Susanto mengatakan, banyak anak yang menjadi korban pornografi dan bahkan traficking (perdagangan manusia) karena mengakses media digital tanpa pengawasan. Oleh karena itu, orangtua harus benar-benar mengawasi anak mereka saat mengakses media digital. ”Kondisi ini tentu tantangan berat bagi orangtua di dalam proses pengasuhan,” katanya.
Susanto menambahkan, para guru juga harus berperan dengan menyisipkan pembelajaran mengenai literasi digital dalam kegiatan belajar-mengajar di sekolah. Hal ini agar anak-anak tidak menjadi korban saat mengakses media digital.

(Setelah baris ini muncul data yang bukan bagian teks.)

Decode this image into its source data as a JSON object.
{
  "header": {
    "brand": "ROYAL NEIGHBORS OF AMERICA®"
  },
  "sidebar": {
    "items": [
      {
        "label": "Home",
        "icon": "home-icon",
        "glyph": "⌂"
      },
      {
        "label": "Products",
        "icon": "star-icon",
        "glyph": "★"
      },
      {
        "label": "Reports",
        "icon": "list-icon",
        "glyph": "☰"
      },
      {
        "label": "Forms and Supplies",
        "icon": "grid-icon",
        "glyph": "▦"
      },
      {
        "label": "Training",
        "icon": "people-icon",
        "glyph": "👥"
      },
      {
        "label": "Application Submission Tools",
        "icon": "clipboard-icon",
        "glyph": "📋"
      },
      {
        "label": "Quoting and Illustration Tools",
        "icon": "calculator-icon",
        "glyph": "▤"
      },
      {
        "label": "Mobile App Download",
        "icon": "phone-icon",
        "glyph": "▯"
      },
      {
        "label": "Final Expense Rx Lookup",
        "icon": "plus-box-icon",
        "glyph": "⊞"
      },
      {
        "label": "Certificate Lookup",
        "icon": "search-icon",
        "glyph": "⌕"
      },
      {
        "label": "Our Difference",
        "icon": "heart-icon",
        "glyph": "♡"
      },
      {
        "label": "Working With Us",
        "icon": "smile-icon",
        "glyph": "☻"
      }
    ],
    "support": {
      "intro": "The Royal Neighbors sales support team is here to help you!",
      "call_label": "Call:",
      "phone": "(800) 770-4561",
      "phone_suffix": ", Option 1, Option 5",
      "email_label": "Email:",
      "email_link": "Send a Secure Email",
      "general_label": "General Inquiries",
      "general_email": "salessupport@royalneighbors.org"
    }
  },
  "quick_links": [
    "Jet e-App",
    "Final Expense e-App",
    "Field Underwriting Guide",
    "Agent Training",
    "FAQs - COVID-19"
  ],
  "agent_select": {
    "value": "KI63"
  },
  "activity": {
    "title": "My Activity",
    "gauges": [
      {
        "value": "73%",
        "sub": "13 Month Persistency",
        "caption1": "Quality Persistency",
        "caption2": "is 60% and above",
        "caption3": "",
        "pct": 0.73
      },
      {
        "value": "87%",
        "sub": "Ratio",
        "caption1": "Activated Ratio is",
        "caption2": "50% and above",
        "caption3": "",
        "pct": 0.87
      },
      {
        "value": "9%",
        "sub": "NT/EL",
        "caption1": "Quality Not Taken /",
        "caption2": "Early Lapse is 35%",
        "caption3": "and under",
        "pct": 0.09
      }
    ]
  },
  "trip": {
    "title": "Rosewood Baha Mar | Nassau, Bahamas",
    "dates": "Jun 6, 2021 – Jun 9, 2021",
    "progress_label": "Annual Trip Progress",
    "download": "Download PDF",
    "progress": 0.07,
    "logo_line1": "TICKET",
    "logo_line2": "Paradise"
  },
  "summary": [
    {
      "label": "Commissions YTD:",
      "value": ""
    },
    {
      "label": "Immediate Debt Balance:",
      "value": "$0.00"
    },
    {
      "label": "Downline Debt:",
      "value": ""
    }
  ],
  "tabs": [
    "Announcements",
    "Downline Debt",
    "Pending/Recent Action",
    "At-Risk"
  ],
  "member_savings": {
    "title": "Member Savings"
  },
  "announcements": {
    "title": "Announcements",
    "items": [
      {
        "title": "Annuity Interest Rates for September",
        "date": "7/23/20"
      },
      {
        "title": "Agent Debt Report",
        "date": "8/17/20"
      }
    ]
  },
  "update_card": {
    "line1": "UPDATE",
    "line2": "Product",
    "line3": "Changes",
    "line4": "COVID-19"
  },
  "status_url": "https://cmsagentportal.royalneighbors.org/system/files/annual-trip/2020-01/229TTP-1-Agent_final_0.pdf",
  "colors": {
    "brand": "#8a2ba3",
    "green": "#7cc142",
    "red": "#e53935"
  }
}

”Era digital tidak bisa dihindari. Banyak sumber belajar di media digital. Namun, penting integrasi literasi oleh guru di dalam ruang-ruang proses pembelajaran agar anak tidak mudah terpapar konten-konten negatif,” kata Susanto.
Ketua Yayasan Lembaga Perlindungan Anak DIY Sari Murti menyatakan, kasus ini menunjukkan kejahatan terhadap anak dengan memanfaatkan teknologi ternyata terus terjadi. Kondisi ini tentu harus diwaspadai. Apalagi, sejak adanya pandemi Covid-19, anak-anak menjadi lebih akrab dengan gawai untuk mengakses berbagai konten digital.
”Akan tetapi, anak-anak belum sepenuhnya memiliki kemampuan literasi digital yang baik. Oleh karena itu, mereka mudah sekali menjadi korban,” ujar Sari.
Sari memaparkan, kondisi tersebut harus mendapat perhatian dari semua pihak, tidak hanya orangtua. Sebab, masyarakat dan pemerintah juga memiliki tanggung jawab untuk melindungi anak. ”Mari kita bersama-sama saling mengingatkan agar persoalan-persoalan ini tidak terulang kembali,” katanya.